Visscher Ellen, Yau Christopher
Nuffield Department for Women's & Reproductive Health, University of Oxford, Women's Centre, John Radcliffe Hospital, Oxford OX3 9DU, United Kingdom.
NAR Genom Bioinform. 2025 Sep 9;7(3):lqaf124. doi: 10.1093/nargab/lqaf124. eCollection 2025 Sep.
Somatic copy number alterations (CNAs) are hallmarks of cancer. Current algorithms that call CNAs from whole-genome sequenced (WGS) data have not exploited deep learning methods owing to computational scaling limitations. Here, we present a novel deep-learning approach, araCNA, trained only on simulated data that can accurately predict CNAs in real WGS cancer genomes. araCNA uses novel transformer alternatives (e.g. Mamba) to handle genomic-scale sequence lengths (∼1M) and learn long-range interactions. Results are extremely accurate on simulated data, and this zero-shot approach is on par with existing methods when applied to 50 WGS samples from the Cancer Genome Atlas.
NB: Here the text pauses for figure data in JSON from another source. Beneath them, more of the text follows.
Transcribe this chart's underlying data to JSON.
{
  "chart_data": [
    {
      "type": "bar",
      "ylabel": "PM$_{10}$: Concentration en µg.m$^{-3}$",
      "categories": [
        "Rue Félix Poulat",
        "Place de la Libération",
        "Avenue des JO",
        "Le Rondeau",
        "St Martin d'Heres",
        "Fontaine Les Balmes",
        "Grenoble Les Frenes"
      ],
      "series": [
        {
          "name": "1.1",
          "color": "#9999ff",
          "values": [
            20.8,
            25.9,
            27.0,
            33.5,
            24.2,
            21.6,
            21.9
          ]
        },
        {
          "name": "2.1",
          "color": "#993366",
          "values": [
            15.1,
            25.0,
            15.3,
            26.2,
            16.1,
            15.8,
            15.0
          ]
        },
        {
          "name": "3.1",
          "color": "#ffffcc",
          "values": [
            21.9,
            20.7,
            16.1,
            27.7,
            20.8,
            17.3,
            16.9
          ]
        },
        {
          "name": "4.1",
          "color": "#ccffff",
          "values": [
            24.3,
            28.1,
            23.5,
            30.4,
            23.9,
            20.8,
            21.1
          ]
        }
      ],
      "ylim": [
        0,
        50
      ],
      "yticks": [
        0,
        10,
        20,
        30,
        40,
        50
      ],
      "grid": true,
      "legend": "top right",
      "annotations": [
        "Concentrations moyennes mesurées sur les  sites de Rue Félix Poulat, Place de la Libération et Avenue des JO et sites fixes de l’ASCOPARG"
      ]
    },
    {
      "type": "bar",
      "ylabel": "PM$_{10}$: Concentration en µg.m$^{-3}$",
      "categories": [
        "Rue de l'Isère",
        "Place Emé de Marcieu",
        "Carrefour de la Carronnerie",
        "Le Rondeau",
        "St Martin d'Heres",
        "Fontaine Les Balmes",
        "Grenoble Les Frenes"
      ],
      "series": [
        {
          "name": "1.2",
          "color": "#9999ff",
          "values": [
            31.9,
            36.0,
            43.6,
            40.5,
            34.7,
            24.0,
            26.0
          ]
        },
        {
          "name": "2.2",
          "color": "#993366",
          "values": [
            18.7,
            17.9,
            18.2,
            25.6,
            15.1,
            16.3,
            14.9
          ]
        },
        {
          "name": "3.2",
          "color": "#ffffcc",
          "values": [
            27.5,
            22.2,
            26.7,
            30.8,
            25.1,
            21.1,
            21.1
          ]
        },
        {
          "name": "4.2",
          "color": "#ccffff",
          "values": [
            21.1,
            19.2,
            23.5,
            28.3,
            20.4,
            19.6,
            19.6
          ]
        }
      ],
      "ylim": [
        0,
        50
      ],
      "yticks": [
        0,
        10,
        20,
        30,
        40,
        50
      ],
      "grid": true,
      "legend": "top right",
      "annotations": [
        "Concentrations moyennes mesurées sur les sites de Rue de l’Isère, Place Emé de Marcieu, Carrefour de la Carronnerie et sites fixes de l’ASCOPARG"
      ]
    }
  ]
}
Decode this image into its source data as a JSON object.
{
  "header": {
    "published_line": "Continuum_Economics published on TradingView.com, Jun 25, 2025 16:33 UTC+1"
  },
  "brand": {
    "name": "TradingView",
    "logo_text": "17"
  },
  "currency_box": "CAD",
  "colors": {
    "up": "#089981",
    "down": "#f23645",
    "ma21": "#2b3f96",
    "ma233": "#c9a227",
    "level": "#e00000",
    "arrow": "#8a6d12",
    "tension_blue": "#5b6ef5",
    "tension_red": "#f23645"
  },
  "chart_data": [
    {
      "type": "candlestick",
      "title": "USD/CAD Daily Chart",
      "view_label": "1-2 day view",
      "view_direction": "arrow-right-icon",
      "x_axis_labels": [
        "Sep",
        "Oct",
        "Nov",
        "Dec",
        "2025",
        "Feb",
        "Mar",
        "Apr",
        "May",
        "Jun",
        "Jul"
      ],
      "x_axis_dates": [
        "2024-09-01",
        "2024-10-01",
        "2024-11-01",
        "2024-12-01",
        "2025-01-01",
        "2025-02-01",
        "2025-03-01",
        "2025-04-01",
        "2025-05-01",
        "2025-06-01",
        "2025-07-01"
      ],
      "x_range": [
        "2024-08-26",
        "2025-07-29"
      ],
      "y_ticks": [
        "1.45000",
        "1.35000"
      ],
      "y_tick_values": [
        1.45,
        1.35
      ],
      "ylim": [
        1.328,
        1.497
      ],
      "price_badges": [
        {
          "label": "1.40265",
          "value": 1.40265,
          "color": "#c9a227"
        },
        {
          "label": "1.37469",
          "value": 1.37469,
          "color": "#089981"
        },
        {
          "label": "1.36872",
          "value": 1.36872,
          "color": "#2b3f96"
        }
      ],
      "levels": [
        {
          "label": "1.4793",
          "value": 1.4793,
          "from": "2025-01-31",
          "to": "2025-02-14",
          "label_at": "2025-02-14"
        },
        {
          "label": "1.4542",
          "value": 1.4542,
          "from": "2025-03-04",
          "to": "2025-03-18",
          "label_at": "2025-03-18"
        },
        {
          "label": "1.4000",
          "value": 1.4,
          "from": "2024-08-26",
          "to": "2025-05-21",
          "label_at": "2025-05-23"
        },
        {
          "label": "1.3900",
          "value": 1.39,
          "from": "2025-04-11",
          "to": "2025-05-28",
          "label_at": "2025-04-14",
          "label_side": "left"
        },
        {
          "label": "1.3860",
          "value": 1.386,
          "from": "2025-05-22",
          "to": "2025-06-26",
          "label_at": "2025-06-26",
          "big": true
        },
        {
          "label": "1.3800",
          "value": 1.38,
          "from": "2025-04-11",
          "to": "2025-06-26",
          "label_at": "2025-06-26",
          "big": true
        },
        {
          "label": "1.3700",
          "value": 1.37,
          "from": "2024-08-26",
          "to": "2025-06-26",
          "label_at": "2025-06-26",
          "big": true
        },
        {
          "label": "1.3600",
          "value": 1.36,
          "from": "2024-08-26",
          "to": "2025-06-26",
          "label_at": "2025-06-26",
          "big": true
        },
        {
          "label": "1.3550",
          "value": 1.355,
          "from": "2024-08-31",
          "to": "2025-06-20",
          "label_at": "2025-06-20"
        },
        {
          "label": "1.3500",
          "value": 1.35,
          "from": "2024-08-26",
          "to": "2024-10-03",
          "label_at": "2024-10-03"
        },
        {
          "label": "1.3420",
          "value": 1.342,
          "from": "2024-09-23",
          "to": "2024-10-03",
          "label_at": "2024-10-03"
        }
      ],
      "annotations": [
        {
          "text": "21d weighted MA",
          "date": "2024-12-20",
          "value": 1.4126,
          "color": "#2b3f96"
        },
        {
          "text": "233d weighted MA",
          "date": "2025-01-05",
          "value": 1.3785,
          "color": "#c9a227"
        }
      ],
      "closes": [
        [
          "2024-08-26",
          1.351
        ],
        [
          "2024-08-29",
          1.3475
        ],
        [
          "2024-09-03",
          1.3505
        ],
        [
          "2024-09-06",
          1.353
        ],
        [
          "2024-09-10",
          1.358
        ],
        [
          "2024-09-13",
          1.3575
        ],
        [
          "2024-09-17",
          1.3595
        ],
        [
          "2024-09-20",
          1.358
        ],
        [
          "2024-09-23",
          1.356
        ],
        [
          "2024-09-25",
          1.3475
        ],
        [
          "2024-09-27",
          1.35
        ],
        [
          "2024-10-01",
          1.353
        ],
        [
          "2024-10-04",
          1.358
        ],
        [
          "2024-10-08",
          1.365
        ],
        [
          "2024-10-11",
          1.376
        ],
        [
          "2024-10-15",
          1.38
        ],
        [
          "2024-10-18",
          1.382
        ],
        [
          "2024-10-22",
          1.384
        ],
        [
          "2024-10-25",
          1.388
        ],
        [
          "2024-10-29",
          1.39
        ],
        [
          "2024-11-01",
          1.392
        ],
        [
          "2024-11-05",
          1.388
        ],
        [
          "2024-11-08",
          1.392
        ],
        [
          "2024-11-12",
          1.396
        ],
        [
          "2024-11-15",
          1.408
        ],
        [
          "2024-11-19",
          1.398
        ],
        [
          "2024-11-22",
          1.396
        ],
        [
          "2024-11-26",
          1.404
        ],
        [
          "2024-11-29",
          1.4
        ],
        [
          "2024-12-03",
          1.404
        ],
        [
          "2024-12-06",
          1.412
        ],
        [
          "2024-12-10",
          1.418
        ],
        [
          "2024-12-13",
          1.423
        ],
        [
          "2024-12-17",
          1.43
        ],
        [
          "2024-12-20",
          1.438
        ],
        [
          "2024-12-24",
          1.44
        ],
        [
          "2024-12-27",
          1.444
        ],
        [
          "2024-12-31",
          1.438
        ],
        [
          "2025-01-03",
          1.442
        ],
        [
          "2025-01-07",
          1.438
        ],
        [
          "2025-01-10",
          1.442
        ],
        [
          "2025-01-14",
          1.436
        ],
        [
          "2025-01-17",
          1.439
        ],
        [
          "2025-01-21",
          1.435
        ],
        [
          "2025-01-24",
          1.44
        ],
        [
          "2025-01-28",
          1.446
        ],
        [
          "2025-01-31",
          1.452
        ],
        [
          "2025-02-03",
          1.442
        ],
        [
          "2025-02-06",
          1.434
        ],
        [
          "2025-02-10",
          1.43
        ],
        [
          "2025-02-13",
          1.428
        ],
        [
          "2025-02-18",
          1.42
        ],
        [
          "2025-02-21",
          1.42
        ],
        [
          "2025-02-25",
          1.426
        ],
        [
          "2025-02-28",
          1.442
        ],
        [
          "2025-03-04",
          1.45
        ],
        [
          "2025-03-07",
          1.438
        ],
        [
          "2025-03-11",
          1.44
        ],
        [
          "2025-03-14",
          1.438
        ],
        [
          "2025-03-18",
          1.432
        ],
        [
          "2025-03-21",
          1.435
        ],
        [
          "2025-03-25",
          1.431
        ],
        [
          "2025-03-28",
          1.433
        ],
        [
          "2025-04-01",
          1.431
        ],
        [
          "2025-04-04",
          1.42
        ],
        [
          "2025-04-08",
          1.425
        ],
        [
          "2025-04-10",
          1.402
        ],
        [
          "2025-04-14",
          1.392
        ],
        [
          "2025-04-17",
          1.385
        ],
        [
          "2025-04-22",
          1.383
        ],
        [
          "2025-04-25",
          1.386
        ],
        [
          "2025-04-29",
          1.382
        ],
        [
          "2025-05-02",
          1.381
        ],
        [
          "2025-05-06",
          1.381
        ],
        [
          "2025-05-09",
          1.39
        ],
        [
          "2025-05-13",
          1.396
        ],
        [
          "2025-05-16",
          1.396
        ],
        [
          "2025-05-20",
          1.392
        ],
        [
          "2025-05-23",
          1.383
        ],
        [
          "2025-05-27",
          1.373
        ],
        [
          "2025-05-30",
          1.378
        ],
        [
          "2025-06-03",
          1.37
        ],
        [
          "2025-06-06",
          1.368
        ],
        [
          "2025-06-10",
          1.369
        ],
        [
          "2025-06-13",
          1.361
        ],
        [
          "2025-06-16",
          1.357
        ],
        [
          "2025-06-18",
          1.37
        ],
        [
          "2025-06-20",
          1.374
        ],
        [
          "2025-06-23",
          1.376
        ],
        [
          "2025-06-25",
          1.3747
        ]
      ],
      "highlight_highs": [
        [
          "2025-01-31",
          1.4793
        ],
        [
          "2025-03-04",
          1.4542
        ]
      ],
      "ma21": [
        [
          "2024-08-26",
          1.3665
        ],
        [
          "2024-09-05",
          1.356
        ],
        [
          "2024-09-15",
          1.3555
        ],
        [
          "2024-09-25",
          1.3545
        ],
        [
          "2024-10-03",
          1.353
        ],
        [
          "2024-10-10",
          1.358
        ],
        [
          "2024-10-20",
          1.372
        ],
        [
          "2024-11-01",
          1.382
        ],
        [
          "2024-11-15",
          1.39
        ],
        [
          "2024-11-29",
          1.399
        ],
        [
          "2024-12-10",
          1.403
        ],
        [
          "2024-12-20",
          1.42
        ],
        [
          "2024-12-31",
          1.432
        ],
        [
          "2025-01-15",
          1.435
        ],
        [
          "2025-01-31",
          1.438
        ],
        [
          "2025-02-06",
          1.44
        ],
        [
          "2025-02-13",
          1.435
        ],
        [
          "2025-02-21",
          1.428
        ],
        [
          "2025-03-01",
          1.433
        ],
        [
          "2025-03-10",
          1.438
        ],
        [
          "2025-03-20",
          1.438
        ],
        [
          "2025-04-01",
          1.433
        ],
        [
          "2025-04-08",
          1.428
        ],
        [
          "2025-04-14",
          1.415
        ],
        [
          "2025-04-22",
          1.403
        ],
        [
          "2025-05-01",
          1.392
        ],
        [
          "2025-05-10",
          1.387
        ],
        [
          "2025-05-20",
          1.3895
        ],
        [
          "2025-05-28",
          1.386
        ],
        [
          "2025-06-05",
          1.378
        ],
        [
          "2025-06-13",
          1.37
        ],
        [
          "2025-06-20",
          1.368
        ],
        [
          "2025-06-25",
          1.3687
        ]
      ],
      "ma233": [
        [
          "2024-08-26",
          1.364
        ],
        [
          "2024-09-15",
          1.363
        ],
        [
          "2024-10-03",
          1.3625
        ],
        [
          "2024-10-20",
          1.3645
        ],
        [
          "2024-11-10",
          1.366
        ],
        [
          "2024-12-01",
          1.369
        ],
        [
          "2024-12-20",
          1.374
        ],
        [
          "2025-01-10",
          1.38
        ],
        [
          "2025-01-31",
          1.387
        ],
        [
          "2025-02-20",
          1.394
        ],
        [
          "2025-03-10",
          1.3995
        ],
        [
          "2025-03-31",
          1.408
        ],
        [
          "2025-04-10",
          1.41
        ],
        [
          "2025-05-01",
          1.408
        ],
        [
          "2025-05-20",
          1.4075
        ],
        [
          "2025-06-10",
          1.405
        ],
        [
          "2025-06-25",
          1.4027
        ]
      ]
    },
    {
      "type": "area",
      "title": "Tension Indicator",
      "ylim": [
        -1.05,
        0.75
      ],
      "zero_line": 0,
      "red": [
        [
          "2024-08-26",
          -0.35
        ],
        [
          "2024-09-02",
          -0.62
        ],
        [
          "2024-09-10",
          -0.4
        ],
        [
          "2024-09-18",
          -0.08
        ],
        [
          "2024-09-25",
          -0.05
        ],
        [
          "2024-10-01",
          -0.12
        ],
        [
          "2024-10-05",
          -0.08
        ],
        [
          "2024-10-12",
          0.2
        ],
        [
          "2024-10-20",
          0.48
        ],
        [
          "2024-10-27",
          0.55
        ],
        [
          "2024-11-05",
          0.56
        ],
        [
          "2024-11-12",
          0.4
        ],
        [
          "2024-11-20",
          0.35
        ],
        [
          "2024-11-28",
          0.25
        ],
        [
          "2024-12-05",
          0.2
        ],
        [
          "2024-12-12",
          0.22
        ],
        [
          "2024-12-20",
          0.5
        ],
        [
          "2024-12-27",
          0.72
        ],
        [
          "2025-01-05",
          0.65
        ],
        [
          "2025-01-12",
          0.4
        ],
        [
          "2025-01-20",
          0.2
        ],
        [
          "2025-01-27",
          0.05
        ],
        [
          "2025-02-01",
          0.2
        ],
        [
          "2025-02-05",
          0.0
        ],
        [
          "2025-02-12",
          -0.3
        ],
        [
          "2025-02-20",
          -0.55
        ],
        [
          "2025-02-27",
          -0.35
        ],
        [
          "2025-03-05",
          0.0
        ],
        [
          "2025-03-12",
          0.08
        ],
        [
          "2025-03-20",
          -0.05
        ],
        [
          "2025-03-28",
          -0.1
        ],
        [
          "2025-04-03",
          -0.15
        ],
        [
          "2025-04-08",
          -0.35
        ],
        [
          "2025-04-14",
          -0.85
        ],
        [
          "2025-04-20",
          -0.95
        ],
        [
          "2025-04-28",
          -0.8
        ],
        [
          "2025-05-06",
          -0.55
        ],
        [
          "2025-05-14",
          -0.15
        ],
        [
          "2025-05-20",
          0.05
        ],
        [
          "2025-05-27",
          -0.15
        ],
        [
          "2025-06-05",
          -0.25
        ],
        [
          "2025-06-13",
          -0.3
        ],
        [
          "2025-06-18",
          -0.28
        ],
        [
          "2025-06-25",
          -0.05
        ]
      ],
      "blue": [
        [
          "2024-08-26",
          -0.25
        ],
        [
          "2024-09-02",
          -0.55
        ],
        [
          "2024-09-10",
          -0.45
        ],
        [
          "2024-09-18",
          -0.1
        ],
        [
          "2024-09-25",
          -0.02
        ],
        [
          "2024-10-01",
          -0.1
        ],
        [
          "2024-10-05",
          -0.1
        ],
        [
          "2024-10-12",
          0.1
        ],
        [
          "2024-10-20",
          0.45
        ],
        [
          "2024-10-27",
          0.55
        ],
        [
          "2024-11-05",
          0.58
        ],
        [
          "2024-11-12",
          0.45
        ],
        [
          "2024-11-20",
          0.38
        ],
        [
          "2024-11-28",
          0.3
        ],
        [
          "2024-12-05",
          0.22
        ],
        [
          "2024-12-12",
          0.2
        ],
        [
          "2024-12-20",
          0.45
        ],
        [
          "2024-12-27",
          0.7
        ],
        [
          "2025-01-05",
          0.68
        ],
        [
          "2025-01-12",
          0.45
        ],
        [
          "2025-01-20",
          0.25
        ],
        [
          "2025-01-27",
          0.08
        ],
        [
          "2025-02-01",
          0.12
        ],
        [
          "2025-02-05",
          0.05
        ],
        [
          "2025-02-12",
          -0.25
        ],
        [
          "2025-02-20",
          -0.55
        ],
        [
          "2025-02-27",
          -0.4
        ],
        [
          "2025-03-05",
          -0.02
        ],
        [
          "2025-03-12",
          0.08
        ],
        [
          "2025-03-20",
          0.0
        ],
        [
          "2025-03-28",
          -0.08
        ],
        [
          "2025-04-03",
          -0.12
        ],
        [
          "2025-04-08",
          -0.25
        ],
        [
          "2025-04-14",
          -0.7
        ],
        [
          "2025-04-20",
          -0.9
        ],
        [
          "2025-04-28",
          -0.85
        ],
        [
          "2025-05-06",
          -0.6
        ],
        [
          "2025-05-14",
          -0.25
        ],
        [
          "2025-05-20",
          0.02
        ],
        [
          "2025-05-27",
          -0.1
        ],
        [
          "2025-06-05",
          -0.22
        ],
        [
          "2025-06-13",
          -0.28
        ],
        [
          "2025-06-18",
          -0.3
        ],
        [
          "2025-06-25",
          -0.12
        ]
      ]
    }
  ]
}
Notably, our approach requires only a tumour sample and not a matched normal sample, has fewer markers of overfitting, and performs inference in only a few minutes. araCNA demonstrates how domain knowledge can be used to simulate training sets that harness the power of modern machine learning in biological applications.
体细胞拷贝数改变(CNA)是癌症的标志。目前从全基因组测序(WGS)数据中识别CNA的算法由于计算规模限制尚未采用深度学习方法。在此,我们提出一种新颖的深度学习方法araCNA,该方法仅在模拟数据上进行训练,能够准确预测真实WGS癌症基因组中的CNA。araCNA使用新颖的变换器替代方案(如Mamba)来处理基因组规模的序列长度(约100万个碱基对)并学习长程相互作用。该方法在模拟数据上的结果极其准确,并且这种零样本方法在应用于来自癌症基因组图谱的50个WGS样本时与现有方法相当。值得注意的是,我们的方法仅需要肿瘤样本而不需要匹配的正常样本,过拟合标记更少,并且仅需几分钟即可完成推理。araCNA展示了如何利用领域知识来模拟训练集,从而在生物应用中发挥现代机器学习的强大功能。